Whereas, the browser loads websites that have no reputation or trust model, so the security model must be hardened.

Binaries can be signed by a trusted source, and even compiling the sources doesnt garantee there is no bug or problem in the source code.

Signing doesn’t guarantee that the developers didn’t accidentally inject a bug in a new release that creates a security issue. So the Android security model provides some protection against such security breaches. JIT V8 compiling on the client such as for JavaScript coupled with a hardened security model, is applicable where reputation and trust can’t exist because we visit new websites instantaneously.

All attempts at doing optimisation and management of performance / execution ordering etc from compilers instead of cpu have been faillures.
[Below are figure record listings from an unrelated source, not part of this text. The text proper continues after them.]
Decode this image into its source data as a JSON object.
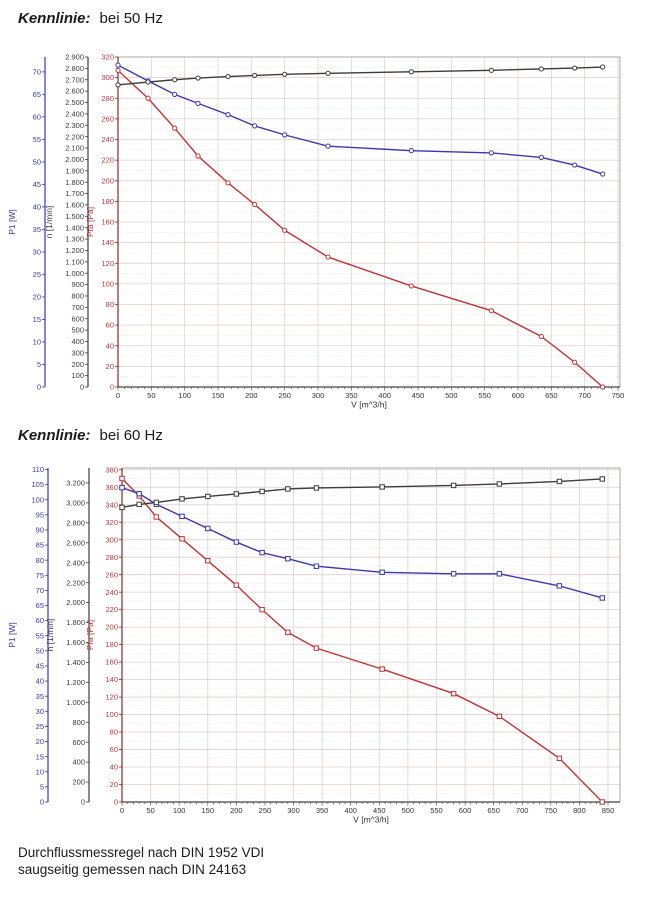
{
  "page": {
    "footer_line1": "Durchflussmessregel nach DIN 1952 VDI",
    "footer_line2": "saugseitig gemessen nach DIN 24163"
  },
  "colors": {
    "p1_blue": "#3939b4",
    "n_black": "#3c3c3c",
    "pfa_red": "#c23434",
    "pfa_axis_dark_red": "#8f2727",
    "grid_vertical": "#d6d6d6",
    "grid_horizontal_major": "#e6cccc",
    "grid_horizontal_minor": "#ececec",
    "plot_border": "#a8a8a8",
    "x_axis_line": "#444444"
  },
  "chart_data": [
    {
      "type": "line",
      "title_label": "Kennlinie:",
      "title_text": "bei 50 Hz",
      "marker": "circle",
      "grid": true,
      "x_axis": {
        "title": "V [m^3/h]",
        "min": 0,
        "max": 753,
        "tick_step": 50,
        "minor_step": 10,
        "last_label": 750
      },
      "y_axes": [
        {
          "id": "p1",
          "title": "P1 [W]",
          "min": 0,
          "max_at_top": 73.3,
          "label_max": 70,
          "step": 5,
          "color": "#3939b4",
          "thousands": false
        },
        {
          "id": "n",
          "title": "n [1/min]",
          "min": 0,
          "max_at_top": 2900,
          "label_max": 2900,
          "step": 100,
          "color": "#3c3c3c",
          "thousands": true
        },
        {
          "id": "pfa",
          "title": "Pfa [Pa]",
          "min": 0,
          "max_at_top": 320,
          "label_max": 320,
          "step": 20,
          "color": "#c23434",
          "thousands": false,
          "line_color": "#8f2727"
        }
      ],
      "series": [
        {
          "name": "Pfa [Pa]",
          "axis": "pfa",
          "color": "#c23434",
          "x": [
            0,
            45,
            85,
            120,
            165,
            205,
            250,
            315,
            440,
            560,
            635,
            685,
            727
          ],
          "values": [
            307,
            280,
            251,
            224,
            198,
            177,
            152,
            126,
            98,
            74,
            49,
            24,
            0
          ]
        },
        {
          "name": "P1 [W]",
          "axis": "p1",
          "color": "#3939b4",
          "x": [
            0,
            45,
            85,
            120,
            165,
            205,
            250,
            315,
            440,
            560,
            635,
            685,
            727
          ],
          "values": [
            71.5,
            68,
            65,
            63,
            60.5,
            58,
            56,
            53.5,
            52.5,
            52,
            51,
            49.3,
            47.3
          ]
        },
        {
          "name": "n [1/min]",
          "axis": "n",
          "color": "#3c3c3c",
          "x": [
            0,
            45,
            85,
            120,
            165,
            205,
            250,
            315,
            440,
            560,
            635,
            685,
            727
          ],
          "values": [
            2655,
            2680,
            2700,
            2715,
            2728,
            2738,
            2748,
            2757,
            2770,
            2783,
            2795,
            2803,
            2812
          ]
        }
      ]
    },
    {
      "type": "line",
      "title_label": "Kennlinie:",
      "title_text": "bei 60 Hz",
      "marker": "square",
      "grid": true,
      "x_axis": {
        "title": "V [m^3/h]",
        "min": 0,
        "max": 871,
        "tick_step": 50,
        "minor_step": 10,
        "last_label": 850
      },
      "y_axes": [
        {
          "id": "p1",
          "title": "P1 [W]",
          "min": 0,
          "max_at_top": 110.5,
          "label_max": 110,
          "step": 5,
          "color": "#3939b4",
          "thousands": false
        },
        {
          "id": "n",
          "title": "n [1/min]",
          "min": 0,
          "max_at_top": 3350,
          "label_max": 3200,
          "step": 200,
          "color": "#3c3c3c",
          "thousands": true
        },
        {
          "id": "pfa",
          "title": "Pfa [Pa]",
          "min": 0,
          "max_at_top": 382,
          "label_max": 380,
          "step": 20,
          "color": "#c23434",
          "thousands": false,
          "line_color": "#8f2727"
        }
      ],
      "series": [
        {
          "name": "Pfa [Pa]",
          "axis": "pfa",
          "color": "#c23434",
          "x": [
            0,
            30,
            60,
            105,
            150,
            200,
            245,
            290,
            340,
            455,
            580,
            660,
            765,
            840
          ],
          "values": [
            370,
            350,
            326,
            301,
            276,
            248,
            220,
            194,
            176,
            152,
            124,
            98,
            50,
            0
          ]
        },
        {
          "name": "P1 [W]",
          "axis": "p1",
          "color": "#3939b4",
          "x": [
            0,
            30,
            60,
            105,
            150,
            200,
            245,
            290,
            340,
            455,
            580,
            660,
            765,
            840
          ],
          "values": [
            104,
            102,
            98.5,
            94.5,
            90.5,
            86,
            82.5,
            80.5,
            78,
            76,
            75.5,
            75.5,
            71.5,
            67.5
          ]
        },
        {
          "name": "n [1/min]",
          "axis": "n",
          "color": "#3c3c3c",
          "x": [
            0,
            30,
            60,
            105,
            150,
            200,
            245,
            290,
            340,
            455,
            580,
            660,
            765,
            840
          ],
          "values": [
            2955,
            2985,
            3005,
            3040,
            3065,
            3090,
            3115,
            3140,
            3150,
            3160,
            3175,
            3190,
            3215,
            3240
          ]
        }
      ]
    }
  ]
}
Incorrect. Java Hotspot improves performance the longer the application runs. In fact, it can use higher-level knowledge that the CPU is oblivious to.

Didnt read much in depth about spectre etc but i don't see how sandbox or managed code can solve this.

They can’t. That is why the only solution will likely be process level isolation or abandoning speculative execution, both of which afaics will be a reduction in performance and battery life.

But that’s irrelevant to the point that process level security is not capability-level security. And that process level security should not be the only first-line defense.

keean commented 6 years ago

@shelby3 Please note WASM is a move back to pre-compiled code from JavaScript.

You are right that sand-boxes on the client are important (see my comments about docker), but I think you are wrong about people wanting to compile source code in the client.

shelby3 commented 6 years ago

@keean, afaics the point of this discussion was whether users have any reason to object to automatic compilation of code on their client. Clearly the ubiquity of JavaScript has demonstrated they don’t. Afaik users hate dealing with binaries. I hate dealing with binaries on my Linux system, because of dependencies (especially on Linux that need to be compiled) for example versioning crap meant I was never able to figure how to get GCC to configured properly (Clang is working). I will probably have to build a new Ubuntu system probably to get it to work. So the point is that binaries also suck for users. Automated compilation with dependencies that always work, is what users love.

The issue for users is convenience (and possibly compile times). One of the members of the Go team was talking about how the compiler is so fast, that it blurs the distinction between interpreted and compiled. I’ve also read that the OCaml compiler is very fast. There’s also a discussion from the creator of D about the comparison of how much slower and rigor mortis (especially the build process) C++ is. At 21:00 minutes they summarize Rust, Go, C++, and D.

Now I realize that some developers will precompile JavaScript to WASM in order to make load times faster, but this is probably justified by I presume JavaScript offering no additional security that WASM doesn’t provide. And this won’t preclude compiling some JavaScript to WASM client-side.

I think WASM will facilitate compiling various programming languages client-side, because there won’t be any need to configure the compiler differently for different computers.

Flawless portability is huge factor in automation and user convenience. WASM is more important than people realize. But so far WASM doesn’t support GC nor goroutines natively.

(note I am very sleepy and can not give this the best reply due to being too groggy, may edit after I sleep)

keean commented 6 years ago

I don't think you would compile JS to WASM, as WASM has unmanaged memory. One of the big things to come out of Mozilla's Rust Browser project was that having two separate garbage collectors was inefficient. It turns out to be a lot better to pass all allocations through to the same GC. It may happen if WASM gets managed memory, allocated by the main JS GC. Otherwise it will be more better for performance to just use normal JS, minimised and gziped for fast download.